Il n’est pas importé officiellement en France et pourtant, certains privilégiés en font leur véhicule de fonction : le Ford Everest est en effet au service de l’armée française. J’ai pourtant pu faire 2000 bornes à son volant tout en échappant aux corvées de patates, au réveil au clairon, au lit au carré et à la b*te au cirage. Trop fort, encore une exclu blogautomobile !
On ne va pas leur manquer de respect (n’oublions pas que l’humanité se divise en deux parties : ceux qui ont un pistolet chargé et ceux qui creusent – que ceux à qui cette allusion en toucherait une sans faire bouger l’autre aillent se rafraichir la mémoire avec un bon petit visionnage de Le bon, la brute et le truand).
Et du coup, eux, ils ont des pistolets chargés : ce sont nos valeureux militaires qui, pourtant, se sont pathétiquement illustrés lors d’une minable séance de drift dans un glauque camp de réfugiés vers Calais.
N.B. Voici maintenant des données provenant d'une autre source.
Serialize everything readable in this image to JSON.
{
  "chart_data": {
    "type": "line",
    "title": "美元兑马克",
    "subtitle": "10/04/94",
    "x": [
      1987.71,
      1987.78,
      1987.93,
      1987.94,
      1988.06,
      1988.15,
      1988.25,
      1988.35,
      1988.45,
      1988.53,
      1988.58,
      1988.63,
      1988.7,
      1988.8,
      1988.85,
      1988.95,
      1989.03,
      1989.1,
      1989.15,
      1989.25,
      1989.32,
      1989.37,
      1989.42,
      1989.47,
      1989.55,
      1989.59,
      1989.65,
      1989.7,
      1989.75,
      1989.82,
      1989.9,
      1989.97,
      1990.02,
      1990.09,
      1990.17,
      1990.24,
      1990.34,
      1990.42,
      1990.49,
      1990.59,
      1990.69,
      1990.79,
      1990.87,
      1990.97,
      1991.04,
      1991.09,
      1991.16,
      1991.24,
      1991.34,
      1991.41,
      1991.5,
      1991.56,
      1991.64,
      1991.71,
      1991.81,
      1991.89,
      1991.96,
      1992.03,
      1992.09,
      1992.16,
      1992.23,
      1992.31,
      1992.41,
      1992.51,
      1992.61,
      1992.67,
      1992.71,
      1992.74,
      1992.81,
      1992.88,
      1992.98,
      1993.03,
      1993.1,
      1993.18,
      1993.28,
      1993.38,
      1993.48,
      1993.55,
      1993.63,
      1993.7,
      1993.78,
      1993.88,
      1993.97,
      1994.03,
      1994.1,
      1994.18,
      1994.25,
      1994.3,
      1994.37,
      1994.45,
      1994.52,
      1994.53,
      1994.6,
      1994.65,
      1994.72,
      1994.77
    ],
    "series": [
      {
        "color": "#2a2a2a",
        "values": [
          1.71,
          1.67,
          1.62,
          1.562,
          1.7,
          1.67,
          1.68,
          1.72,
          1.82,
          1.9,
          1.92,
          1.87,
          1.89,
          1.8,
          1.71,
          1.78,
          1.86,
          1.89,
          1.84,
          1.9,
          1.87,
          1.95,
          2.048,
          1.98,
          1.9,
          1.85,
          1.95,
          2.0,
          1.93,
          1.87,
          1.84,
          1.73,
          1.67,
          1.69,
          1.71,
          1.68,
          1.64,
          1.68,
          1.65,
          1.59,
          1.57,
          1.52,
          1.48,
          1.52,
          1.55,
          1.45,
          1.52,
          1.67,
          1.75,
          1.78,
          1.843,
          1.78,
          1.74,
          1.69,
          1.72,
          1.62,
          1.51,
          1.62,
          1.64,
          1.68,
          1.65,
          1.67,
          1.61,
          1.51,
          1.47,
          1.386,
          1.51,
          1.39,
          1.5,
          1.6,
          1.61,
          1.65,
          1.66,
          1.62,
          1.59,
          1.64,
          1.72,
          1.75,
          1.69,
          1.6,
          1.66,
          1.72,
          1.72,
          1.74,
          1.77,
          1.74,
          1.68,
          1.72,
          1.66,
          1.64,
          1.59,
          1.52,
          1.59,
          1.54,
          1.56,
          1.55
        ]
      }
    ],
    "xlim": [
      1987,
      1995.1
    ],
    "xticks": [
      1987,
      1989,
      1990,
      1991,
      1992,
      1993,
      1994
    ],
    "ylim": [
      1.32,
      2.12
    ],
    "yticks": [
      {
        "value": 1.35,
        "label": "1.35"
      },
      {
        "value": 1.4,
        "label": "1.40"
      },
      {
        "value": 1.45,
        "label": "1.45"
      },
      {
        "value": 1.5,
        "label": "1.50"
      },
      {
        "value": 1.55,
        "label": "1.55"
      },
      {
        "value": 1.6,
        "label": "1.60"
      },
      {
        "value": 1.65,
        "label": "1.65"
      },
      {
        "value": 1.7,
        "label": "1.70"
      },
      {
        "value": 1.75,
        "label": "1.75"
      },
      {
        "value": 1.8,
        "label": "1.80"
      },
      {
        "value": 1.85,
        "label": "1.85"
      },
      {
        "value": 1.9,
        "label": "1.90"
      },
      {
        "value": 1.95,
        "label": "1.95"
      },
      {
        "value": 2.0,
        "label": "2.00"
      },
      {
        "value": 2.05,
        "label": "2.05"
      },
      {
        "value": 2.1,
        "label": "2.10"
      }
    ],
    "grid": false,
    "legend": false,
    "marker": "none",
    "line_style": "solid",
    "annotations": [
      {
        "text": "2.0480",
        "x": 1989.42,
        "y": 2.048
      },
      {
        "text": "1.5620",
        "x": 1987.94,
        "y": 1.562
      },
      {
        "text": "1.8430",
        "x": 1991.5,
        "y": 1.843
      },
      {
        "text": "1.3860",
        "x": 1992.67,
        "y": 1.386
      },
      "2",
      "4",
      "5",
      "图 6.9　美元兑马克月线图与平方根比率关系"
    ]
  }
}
Si vous ne l’avez pas vue, une vidéo est en ligne : piloté par un Patimbert décidément peu inspiré, le Ford Everest a fini tanké après quelques manœuvres d’une sensualité douteuse et ce qui est sûr, c’est que le prochain Ken Block n’officie pas sous les drapeaux tricolores. Et ce qui est sûr, aussi, c’est que le Ford Everest mérite mieux : je le sais, j’ai fait 2000 bornes à son volant.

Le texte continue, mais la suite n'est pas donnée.